Jon Bon Jovi. Diesen Mann müssen sich die Häftlinge in Zürich anhören. Bild: Jesus Aranguren/Invision/AP/Invision

Polizei in Zürich beschallt Häftlinge mit Rockmusik 



Die Zellen auf dem Posten der Kantonspolizei am Hauptbahnhof in Zürich liegen direkt nebeneinander. Deshalb können die Insassen mit einander kommunizieren; durch klopfen oder zurufen. Um dies zu unterbinden, setzt die Polizei Musik ein. So verhindere man die Verdunkelungsgefahr. 

Das passte einem Häftling nicht. Er beschwerte sich, weil er mit einem Rocksong von Jon Bon Jovi beschallt wurde. Dies berichtet der «Tages-Anzeiger». Er fühle sich wie in einem Foltergefängnis. 

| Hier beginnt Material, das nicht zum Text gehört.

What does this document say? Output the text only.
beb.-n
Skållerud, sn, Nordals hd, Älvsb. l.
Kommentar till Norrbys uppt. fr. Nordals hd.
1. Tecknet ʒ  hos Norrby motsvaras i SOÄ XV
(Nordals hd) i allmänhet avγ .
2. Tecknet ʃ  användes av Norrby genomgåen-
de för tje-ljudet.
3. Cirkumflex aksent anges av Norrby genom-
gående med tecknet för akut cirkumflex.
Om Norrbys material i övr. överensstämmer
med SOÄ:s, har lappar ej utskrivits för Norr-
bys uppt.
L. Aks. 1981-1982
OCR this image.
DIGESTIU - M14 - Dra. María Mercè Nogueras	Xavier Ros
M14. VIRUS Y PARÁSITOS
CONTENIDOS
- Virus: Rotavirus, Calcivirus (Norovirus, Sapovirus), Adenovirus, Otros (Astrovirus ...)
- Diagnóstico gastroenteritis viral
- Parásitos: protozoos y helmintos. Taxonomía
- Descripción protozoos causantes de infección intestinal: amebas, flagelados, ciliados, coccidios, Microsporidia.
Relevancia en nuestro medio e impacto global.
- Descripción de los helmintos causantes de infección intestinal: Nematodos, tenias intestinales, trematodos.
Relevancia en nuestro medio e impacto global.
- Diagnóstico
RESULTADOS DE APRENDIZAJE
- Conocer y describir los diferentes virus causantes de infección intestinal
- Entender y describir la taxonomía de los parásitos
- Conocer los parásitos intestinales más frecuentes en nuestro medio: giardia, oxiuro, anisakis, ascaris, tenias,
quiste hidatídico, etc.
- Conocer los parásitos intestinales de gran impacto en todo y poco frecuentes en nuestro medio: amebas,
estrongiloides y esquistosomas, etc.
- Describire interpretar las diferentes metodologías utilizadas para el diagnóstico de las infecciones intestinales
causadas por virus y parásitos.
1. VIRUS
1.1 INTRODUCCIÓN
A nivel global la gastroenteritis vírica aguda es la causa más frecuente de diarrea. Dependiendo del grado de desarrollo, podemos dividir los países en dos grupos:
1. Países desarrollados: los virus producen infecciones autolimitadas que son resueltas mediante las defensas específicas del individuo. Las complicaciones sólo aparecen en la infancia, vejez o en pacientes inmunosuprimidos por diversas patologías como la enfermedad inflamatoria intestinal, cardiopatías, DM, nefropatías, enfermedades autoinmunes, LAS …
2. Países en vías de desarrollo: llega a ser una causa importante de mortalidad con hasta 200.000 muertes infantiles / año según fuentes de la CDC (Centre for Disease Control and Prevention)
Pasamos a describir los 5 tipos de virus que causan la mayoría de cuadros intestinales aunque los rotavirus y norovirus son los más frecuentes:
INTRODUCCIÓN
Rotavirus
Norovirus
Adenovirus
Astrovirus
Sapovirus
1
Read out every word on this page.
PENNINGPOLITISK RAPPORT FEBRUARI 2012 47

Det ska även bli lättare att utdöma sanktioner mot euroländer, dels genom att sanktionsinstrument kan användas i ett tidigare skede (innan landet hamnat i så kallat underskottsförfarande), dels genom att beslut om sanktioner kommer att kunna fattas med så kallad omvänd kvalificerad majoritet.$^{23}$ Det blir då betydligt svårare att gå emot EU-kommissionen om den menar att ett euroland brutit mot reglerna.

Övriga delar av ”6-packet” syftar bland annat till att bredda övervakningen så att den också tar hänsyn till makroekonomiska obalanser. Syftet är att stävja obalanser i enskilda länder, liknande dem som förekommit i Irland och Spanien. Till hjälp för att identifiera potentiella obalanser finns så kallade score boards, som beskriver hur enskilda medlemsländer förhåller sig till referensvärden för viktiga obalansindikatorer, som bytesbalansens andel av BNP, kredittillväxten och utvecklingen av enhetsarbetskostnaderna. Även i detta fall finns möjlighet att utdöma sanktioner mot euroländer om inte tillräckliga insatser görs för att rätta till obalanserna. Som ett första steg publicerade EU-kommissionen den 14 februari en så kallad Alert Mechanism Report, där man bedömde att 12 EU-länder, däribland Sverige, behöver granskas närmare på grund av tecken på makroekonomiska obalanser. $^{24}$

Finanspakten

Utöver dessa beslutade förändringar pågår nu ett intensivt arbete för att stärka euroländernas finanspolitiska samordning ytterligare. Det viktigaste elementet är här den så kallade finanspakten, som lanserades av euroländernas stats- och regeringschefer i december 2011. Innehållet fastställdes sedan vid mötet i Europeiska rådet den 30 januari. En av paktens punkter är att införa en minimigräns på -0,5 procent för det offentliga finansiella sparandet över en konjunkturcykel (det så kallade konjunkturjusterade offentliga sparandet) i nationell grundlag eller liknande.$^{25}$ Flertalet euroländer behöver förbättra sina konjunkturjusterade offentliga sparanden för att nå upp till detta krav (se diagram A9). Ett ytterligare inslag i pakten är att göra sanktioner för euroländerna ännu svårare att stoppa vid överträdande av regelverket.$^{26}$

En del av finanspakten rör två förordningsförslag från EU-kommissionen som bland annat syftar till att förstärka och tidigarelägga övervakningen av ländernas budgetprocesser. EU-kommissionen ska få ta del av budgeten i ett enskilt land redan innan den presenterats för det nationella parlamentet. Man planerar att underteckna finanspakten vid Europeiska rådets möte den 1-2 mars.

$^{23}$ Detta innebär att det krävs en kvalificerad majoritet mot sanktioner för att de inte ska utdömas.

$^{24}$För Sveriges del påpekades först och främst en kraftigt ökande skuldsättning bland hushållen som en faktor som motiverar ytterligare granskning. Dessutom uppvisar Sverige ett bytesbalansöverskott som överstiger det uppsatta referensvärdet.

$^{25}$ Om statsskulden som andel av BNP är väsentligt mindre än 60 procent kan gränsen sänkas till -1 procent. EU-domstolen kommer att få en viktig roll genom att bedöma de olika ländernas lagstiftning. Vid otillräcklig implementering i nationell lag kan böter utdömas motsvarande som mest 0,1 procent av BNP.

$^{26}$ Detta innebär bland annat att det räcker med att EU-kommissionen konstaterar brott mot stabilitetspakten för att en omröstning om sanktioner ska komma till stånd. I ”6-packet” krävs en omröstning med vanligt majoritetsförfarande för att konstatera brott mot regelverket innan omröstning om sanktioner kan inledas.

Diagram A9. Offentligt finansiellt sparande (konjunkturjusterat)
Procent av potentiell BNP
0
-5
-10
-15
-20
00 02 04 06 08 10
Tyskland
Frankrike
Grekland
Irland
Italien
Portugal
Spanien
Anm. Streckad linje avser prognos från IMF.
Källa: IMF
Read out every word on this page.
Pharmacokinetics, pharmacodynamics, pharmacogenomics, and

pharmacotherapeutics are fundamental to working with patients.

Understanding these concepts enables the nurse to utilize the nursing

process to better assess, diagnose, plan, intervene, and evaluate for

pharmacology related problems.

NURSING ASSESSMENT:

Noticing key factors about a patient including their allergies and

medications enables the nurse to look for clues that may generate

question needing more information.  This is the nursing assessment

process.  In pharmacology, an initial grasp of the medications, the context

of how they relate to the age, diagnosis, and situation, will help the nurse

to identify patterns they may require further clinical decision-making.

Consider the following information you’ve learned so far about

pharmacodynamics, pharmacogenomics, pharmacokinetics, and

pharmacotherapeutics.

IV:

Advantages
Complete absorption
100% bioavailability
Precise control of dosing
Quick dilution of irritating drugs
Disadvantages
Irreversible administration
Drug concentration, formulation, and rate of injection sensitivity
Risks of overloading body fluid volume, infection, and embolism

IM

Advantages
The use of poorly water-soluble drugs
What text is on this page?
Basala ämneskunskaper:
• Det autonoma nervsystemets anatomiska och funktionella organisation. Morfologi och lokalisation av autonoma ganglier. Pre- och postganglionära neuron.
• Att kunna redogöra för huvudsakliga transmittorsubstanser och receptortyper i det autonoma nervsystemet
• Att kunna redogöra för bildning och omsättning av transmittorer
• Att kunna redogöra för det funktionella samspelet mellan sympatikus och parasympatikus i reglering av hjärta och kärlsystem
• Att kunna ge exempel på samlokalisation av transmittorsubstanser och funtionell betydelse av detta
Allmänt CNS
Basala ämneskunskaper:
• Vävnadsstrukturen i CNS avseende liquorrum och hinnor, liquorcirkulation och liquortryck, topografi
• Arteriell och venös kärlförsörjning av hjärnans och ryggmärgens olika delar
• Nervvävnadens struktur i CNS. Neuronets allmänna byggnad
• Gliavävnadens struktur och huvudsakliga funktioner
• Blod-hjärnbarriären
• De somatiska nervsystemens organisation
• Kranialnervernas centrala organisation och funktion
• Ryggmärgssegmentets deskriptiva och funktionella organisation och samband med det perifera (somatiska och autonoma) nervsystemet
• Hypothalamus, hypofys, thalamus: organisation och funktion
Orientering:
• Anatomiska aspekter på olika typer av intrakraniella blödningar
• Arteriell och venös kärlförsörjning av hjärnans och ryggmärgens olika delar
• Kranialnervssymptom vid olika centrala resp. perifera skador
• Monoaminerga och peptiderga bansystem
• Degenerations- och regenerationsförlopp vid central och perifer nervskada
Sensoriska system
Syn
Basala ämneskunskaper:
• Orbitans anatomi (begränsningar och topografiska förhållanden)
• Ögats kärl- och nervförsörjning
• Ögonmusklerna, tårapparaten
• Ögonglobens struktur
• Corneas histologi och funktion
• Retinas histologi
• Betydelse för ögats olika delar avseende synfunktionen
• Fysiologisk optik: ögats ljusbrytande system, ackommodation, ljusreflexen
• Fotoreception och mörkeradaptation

Rechtsanwalt Philip Stolkin sagt gemäss dem Artikel, er finde diese Praxis grenzwertig. Es gebe ein Recht auf Schlaf und Ruhe in der Zelle. Es gehe durchaus Richtung unmenschlicher Behandlung, wenn man permanent mit lauter Musik beschallt werde. 

Umfrage

Findest du die Praxis der Polizei in Ordnung?

  • Abstimmen

826

  • Auf jeden Fall. Das tut den Häftlingen nicht weh. 32%
  • Das geht gar nicht. Die Häftlinge haben ein Recht auf Ruhe. 67%

Die Kantonspolizei bestätigte die Praxis. Kapo-Sprecher Beat Jost sagte der Zeitung, die Musik sei nicht besonders laut. Es handle sich neutrale Alltagsmusik. 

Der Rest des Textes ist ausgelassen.